Studies of soil organic carbon (SOC) and iron oxides are crucial for understanding soil aggregate formation and stability in paddy–upland rotation systems. Many of these soils contain large amounts of SOC and iron oxides, which may be lost due to changes in the hydrothermal conditions. This study primarily investigated the dynamics of aggregates and soil binders (SOC and iron oxides) after rice and rape harvests under four treatments: conventional tillage without straw returning (T1), conventional tillage with straw returning (T2), no-tillage without straw returning (T3), and no-tillage with straw returning (T4) in paddy soils. The percentage content of >5 mm aggregates was higher than that of other aggregates in all treatments, except T1 and T2 after the rape harvest. T4 significantly (P < 0.05) facilitated the formation and stability of soil aggregates (>2 mm). Relative to T1, the SOC content was increased under T2, T3, and T4 by 1.64–24.96% after the rape harvest and 3.23–34.74% after the rice harvest, and the highest SOC content was found under T4. Alkanes-C, aromatic-C, and alkenes-C were primarily distributed in >0.25 mm aggregates, whereas polysaccharides-C was mainly distributed in 0.25–0.053 mm aggregates. There were higher alkanes-C and alkenes-C concentrations in the no-tillage treatments (T3 and T4) compared to conventional tillage (T1 and T2). The relative phenolics-C concentration in all aggregates and polysaccharides-C concentration in >0.053 mm aggregates increased in the T2 treatment. The concentrations of amorphous and complex iron oxides significantly (P < 0.05) increased in the T2 and T4 treatment by 1.60–14.40% and 12.70–41.10%, respectively. Iron oxides were distributed disproportionally among the different size fractions of soil aggregates. The soil aggregate stability, and SOC and iron oxide concentrations were higher after the rice harvest than the rape harvest.

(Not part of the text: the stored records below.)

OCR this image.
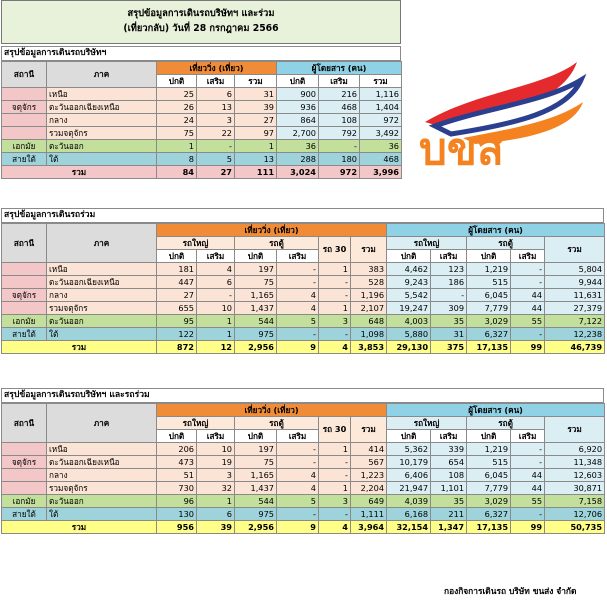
สรุปข้อมูลการเดินรถบริษัทฯ และร่วม
(เที่ยวกลับ) วันที่ 28 กรกฎาคม 2566
สรุปข้อมูลการเดินรถบริษัทฯ
สถานี	ภาค	เที่ยววิ่ง (เที่ยว)			ผู้โดยสาร (คน)		
		ปกติ	เสริม	รวม	ปกติ	เสริม	รวม
	เหนือ	25	6	31	900	216	1,116
จตุจักร	ตะวันออกเฉียงเหนือ	26	13	39	936	468	1,404
	กลาง	24	3	27	864	108	972
	รวมจตุจักร	75	22	97	2,700	792	3,492
เอกมัย	ตะวันออก	1	-	1	36	-	36
สายใต้	ใต้	8	5	13	288	180	468
รวม		84	27	111	3,024	972	3,996 บขส
สรุปข้อมูลการเดินรถร่วม
สถานี	ภาค	เที่ยววิ่ง (เที่ยว)						ผู้โดยสาร (คน)				
		รถใหญ่		รถตู้		รถ 30	รวม	รถใหญ่		รถตู้		รวม
		ปกติ	เสริม	ปกติ	เสริม			ปกติ	เสริม	ปกติ	เสริม	
	เหนือ	181	4	197	-	1	383	4,462	123	1,219	-	5,804
	ตะวันออกเฉียงเหนือ	447	6	75	-	-	528	9,243	186	515	-	9,944
จตุจักร	กลาง	27	-	1,165	4	-	1,196	5,542	-	6,045	44	11,631
	รวมจตุจักร	655	10	1,437	4	1	2,107	19,247	309	7,779	44	27,379
เอกมัย	ตะวันออก	95	1	544	5	3	648	4,003	35	3,029	55	7,122
สายใต้	ใต้	122	1	975	-	-	1,098	5,880	31	6,327	-	12,238
รวม		872	12	2,956	9	4	3,853	29,130	375	17,135	99	46,739
สรุปข้อมูลการเดินรถบริษัทฯ และรถร่วม
สถานี	ภาค	เที่ยววิ่ง (เที่ยว)						ผู้โดยสาร (คน)				
		รถใหญ่		รถตู้		รถ 30	รวม	รถใหญ่		รถตู้		รวม
		ปกติ	เสริม	ปกติ	เสริม			ปกติ	เสริม	ปกติ	เสริม	
	เหนือ	206	10	197	-	1	414	5,362	339	1,219	-	6,920
จตุจักร	ตะวันออกเฉียงเหนือ	473	19	75	-	-	567	10,179	654	515	-	11,348
	กลาง	51	3	1,165	4	-	1,223	6,406	108	6,045	44	12,603
	รวมจตุจักร	730	32	1,437	4	1	2,204	21,947	1,101	7,779	44	30,871
เอกมัย	ตะวันออก	96	1	544	5	3	649	4,039	35	3,029	55	7,158
สายใต้	ใต้	130	6	975	-	-	1,111	6,168	211	6,327	-	12,706
รวม		956	39	2,956	9	4	3,964	32,154	1,347	17,135	99	50,735
กองกิจการเดินรถ บริษัท ขนส่ง จำกัด
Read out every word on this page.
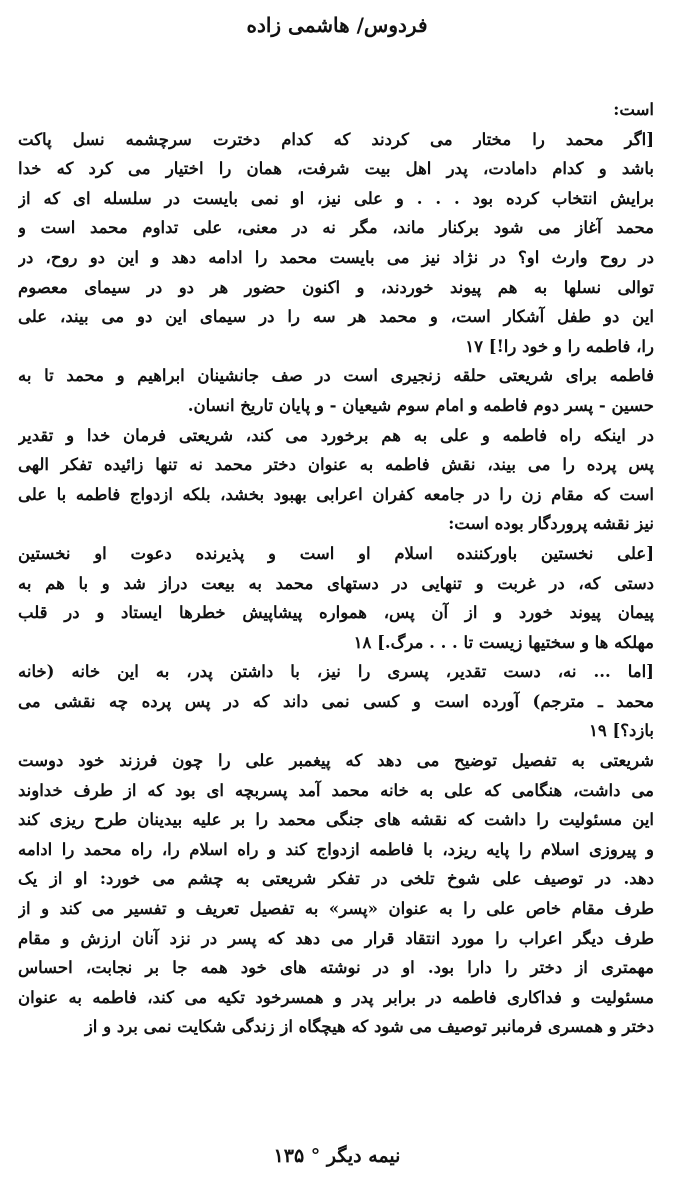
فردوس/ هاشمی زاده
است:
[اگر محمد را مختار می کردند که کدام دخترت سرچشمه نسل پاکت
باشد و کدام دامادت، پدر اهل بیت شرفت، همان را اختیار می کرد که خدا
برایش انتخاب کرده بود . . . و علی نیز، او نمی بایست در سلسله ای که از
محمد آغاز می شود برکنار ماند، مگر نه در معنی، علی تداوم محمد است و
در روح وارث او؟ در نژاد نیز می بایست محمد را ادامه دهد و این دو روح، در
توالی نسلها به هم پیوند خوردند، و اکنون حضور هر دو در سیمای معصوم
این دو طفل آشکار است، و محمد هر سه را در سیمای این دو می بیند، علی
را، فاطمه را و خود را!] ۱۷
فاطمه برای شریعتی حلقه زنجیری است در صف جانشینان ابراهیم و محمد تا به
حسین - پسر دوم فاطمه و امام سوم شیعیان - و پایان تاریخ انسان.
در اینکه راه فاطمه و علی به هم برخورد می کند، شریعتی فرمان خدا و تقدیر
پس پرده را می بیند، نقش فاطمه به عنوان دختر محمد نه تنها زائیده تفکر الهی
است که مقام زن را در جامعه کفران اعرابی بهبود بخشد، بلکه ازدواج فاطمه با علی
نیز نقشه پروردگار بوده است:
[علی نخستین باورکننده اسلام او است و پذیرنده دعوت او نخستین
دستی که، در غربت و تنهایی در دستهای محمد به بیعت دراز شد و با هم به
پیمان پیوند خورد و از آن پس، همواره پیشاپیش خطرها ایستاد و در قلب
مهلکه ها و سختیها زیست تا . . . مرگ.] ۱۸
[اما ... نه، دست تقدیر، پسری را نیز، با داشتن پدر، به این خانه (خانه
محمد ـ مترجم) آورده است و کسی نمی داند که در پس پرده چه نقشی می
بازد؟] ۱۹
شریعتی به تفصیل توضیح می دهد که پیغمبر علی را چون فرزند خود دوست
می داشت، هنگامی که علی به خانه محمد آمد پسربچه ای بود که از طرف خداوند
این مسئولیت را داشت که نقشه های جنگی محمد را بر علیه بیدینان طرح ریزی کند
و پیروزی اسلام را پایه ریزد، با فاطمه ازدواج کند و راه اسلام را، راه محمد را ادامه
دهد. در توصیف علی شوخ تلخی در تفکر شریعتی به چشم می خورد: او از یک
طرف مقام خاص علی را به عنوان «پسر» به تفصیل تعریف و تفسیر می کند و از
طرف دیگر اعراب را مورد انتقاد قرار می دهد که پسر در نزد آنان ارزش و مقام
مهمتری از دختر را دارا بود. او در نوشته های خود همه جا بر نجابت، احساس
مسئولیت و فداکاری فاطمه در برابر پدر و همسرخود تکیه می کند، فاطمه به عنوان
دختر و همسری فرمانبر توصیف می شود که هیچگاه از زندگی شکایت نمی برد و از
نیمه دیگر ° ۱۳۵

Soil aggregate stability was strongly correlated with SOC (P < 0.01) and iron oxides (amorphous and complex iron oxides) (P < 0.05). Alkanes-C, aromatic-C, alkenes-C, and amorphous iron oxides were the most important binding agents in the >0.25 mm aggregates, while polysaccharides-C and amorphous and complex iron oxides were the main binding agents in the 0.25–0.053 mm aggregates. It was concluded that the high levels of SOC and amorphous and complex iron oxides in soil under T4 were responsible for the aggregate stability.